Anyhow, in May 2014, the role was advertised again.  I contacted them and got a really uppity HR rep who quoted the “not enough experience” line to me again who stonewalled me – the same HR rep who contacted me to tell me I’d not been successful in January.  Explaining that I’d addressed their concerns and improved my leadership answers was fruitless.

Twelve months later and the role was advertised again.

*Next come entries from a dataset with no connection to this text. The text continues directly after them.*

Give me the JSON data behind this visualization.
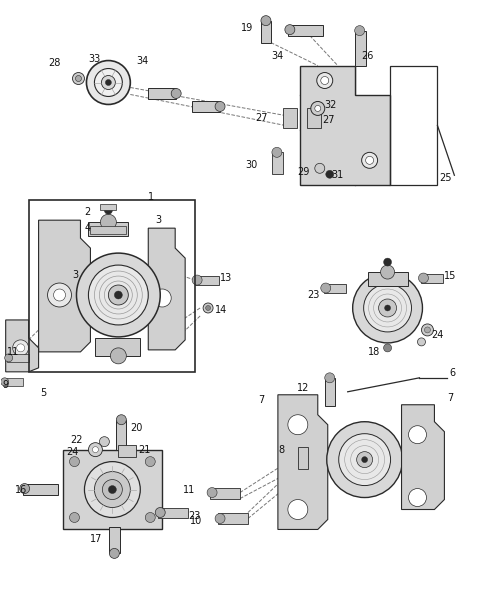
{
  "bg_color": "#ffffff",
  "line_color": "#2a2a2a",
  "fig_width": 4.8,
  "fig_height": 5.96,
  "dpi": 100,
  "label_fs": 7.0
}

Today (July 2016), I see the role again advertised.  That’s four times in two years.  Either Company X has either:

  • a bloody brilliant career pathway in place (MTL gets promoted/move out and up)
  • hiring policies that continue to make a poor choice (MTL quits or is sacked)
  • poor workplace morale causing those in lead roles to jump ship
  • a lack of commitment to training and improving staff, and thus the leave

I’d really like to contribute my knowledge and experience to Company X.    Point 1 would be great for my career.  Points 3 and 4 would be great as I could be an agent of change.  I cannot get past HR who seem to hold the strings of management.  Their loss.

Update.  The role was again advertised 30/08/2016.

So far:

  • Jan 2014
  • May 2014
  • June 2015
  • May 2016
  • August 2016

A summary of my leadership history

  • 2 years leading the Viable Environmental Monitoring group in a sterile pharma plant.  12-15 microbiologists.
  • 6 years leading the Microbiology Lab in a non sterile pharma plant.  3-5 microbiologists.
  • 2 years remotely leading a “Microbiology Knowledge Cluster” across the APAC region. 6-8 microbiologists.